Search code examples
haskellhaskell-streaming

Why is streaming-bytestring giving me error "openBinaryFile: resource exhausted (Too many open files)"?


The streaming-bytestring library gives an error after printing about 512 bytes.

Error:

openBinaryFile: resource exhausted (Too many open files)

Code:

import           Control.Monad.Trans (lift, MonadIO)
import           Control.Monad.Trans.Resource (runResourceT, MonadResource, MonadUnliftIO, ResourceT, liftResourceT)
import qualified Data.ByteString.Streaming          as BSS
import qualified Data.ByteString.Streaming.Char8    as BSSC
import           System.TimeIt

main :: IO ()
main = timeIt $ runResourceT $ dump $ BSS.drop 24 $ BSS.readFile "filename"
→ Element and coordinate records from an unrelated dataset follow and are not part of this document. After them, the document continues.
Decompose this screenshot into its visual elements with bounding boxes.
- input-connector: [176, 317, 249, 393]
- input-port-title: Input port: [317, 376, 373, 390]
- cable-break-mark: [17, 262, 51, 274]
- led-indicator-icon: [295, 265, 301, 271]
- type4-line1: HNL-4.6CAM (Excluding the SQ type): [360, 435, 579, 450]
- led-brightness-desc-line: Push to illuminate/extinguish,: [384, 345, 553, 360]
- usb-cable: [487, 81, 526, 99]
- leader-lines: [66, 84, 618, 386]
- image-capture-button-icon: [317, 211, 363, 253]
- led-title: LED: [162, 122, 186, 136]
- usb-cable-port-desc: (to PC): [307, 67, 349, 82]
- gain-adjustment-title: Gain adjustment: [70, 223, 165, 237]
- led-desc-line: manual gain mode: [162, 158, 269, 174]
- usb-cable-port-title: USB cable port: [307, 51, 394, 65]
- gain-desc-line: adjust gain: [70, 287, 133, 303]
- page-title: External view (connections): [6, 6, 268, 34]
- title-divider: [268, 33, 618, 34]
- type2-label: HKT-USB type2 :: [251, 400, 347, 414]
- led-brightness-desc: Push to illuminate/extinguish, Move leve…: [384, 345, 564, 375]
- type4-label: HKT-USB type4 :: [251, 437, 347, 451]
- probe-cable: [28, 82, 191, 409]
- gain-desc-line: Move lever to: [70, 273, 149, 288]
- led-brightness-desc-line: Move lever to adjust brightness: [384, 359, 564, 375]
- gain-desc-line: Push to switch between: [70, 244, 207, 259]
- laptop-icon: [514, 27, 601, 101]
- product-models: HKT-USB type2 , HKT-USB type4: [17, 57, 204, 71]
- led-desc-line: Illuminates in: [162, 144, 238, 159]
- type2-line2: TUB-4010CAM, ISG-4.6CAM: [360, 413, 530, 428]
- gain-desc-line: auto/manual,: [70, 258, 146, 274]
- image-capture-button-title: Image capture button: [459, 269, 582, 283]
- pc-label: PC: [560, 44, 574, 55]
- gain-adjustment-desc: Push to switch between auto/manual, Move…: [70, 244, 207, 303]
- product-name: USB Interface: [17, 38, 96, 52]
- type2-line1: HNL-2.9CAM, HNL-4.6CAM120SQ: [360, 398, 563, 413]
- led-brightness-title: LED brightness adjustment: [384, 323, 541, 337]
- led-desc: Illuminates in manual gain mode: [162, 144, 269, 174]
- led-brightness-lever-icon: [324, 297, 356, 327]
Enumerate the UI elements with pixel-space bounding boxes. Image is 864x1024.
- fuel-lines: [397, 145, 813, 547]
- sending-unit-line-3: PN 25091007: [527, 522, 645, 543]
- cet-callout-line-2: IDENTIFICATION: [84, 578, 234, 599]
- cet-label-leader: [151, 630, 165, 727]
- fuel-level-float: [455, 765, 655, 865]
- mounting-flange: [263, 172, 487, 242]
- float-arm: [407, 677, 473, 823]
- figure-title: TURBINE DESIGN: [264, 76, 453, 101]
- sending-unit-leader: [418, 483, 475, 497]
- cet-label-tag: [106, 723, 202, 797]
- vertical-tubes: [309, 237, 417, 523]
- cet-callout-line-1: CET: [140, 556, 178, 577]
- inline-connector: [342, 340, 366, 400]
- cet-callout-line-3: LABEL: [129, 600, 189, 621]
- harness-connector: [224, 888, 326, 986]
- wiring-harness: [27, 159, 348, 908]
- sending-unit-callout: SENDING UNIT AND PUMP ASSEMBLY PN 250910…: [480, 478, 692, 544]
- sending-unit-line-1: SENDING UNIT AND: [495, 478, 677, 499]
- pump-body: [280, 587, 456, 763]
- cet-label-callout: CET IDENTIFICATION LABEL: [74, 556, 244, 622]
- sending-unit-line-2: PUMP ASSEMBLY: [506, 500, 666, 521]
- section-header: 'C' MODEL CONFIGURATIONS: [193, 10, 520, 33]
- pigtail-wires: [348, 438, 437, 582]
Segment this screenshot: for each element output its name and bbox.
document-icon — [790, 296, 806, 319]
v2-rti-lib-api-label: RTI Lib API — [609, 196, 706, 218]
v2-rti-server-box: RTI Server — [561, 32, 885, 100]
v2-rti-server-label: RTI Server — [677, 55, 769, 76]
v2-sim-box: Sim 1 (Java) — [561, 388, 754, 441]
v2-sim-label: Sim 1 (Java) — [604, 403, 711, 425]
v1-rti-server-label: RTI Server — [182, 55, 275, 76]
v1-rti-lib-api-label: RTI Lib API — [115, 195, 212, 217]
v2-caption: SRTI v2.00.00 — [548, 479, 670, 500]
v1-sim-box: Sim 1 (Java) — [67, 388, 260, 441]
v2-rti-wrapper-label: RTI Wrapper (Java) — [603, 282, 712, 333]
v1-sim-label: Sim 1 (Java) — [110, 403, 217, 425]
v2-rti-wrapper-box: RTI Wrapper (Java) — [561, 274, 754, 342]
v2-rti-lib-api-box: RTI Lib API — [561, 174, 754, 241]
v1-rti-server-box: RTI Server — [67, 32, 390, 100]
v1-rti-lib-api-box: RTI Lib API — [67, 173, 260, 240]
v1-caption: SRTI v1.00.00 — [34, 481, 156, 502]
dump :: MonadIO m => BSS.ByteString m r -> m ()
dump bs = do
    isEmpty <- BSS.null_ bs
    if isEmpty then return ()
    else do
        BSSC.putStr $ BSS.take 1 bs
        dump $ BSS.drop 1 bs

Solution

  • When working with streaming libraries, it's usually a bad idea to reuse a effectful stream. That is, you can apply a function like drop or splitAt to a stream and then continue working with the resulting stream, or you can consume the stream as a whole with a function like fold, which leaves you in the base monad. But you should never apply the same stream value to two different functions.

    Sadly, the Haskell type system as it stands is not able to enforce that restriction at compile time, it would require some form of linear types. Instead, it becomes the responsibility of the user.

    The null_ function is perhaps a wart in the streaming-bytestring api, because it doesn’t return a new stream along with the result, giving the impression that stream reuse is normal throughout the API. It would be better if it had a signature like null_ :: ByteString m r -> m (Bool, ByteString m r).

    Similarly, don't use drop and take with the same stream value. Instead, use splitAt or uncons and work with the divided result.

    dump :: MonadIO m => BSS.ByteString m r -> m ()
    dump bs = do
        mc <- BSSC.uncons bs -- bs is only used once
        case mc of
            Left _ -> return ()
            Right (c,rest) -> do liftIO $ putChar c
                                 dump rest
    

    So, about the error. As @BobDalgleish mentions in the comments, what is happening is that the file is opened when null_ is invoked (it is the first time we "demand" something from the stream) . In the recursive call we pass the original bs value again, so it will open the file again, one time for each iteration, until we hit the file handle limit.


    Personally, I'm not a fan of using ResourceT with streaming libraries. I prefer opening the file with withFile and then create and consume the stream withing the callback, if possible. But some things are more difficult that way.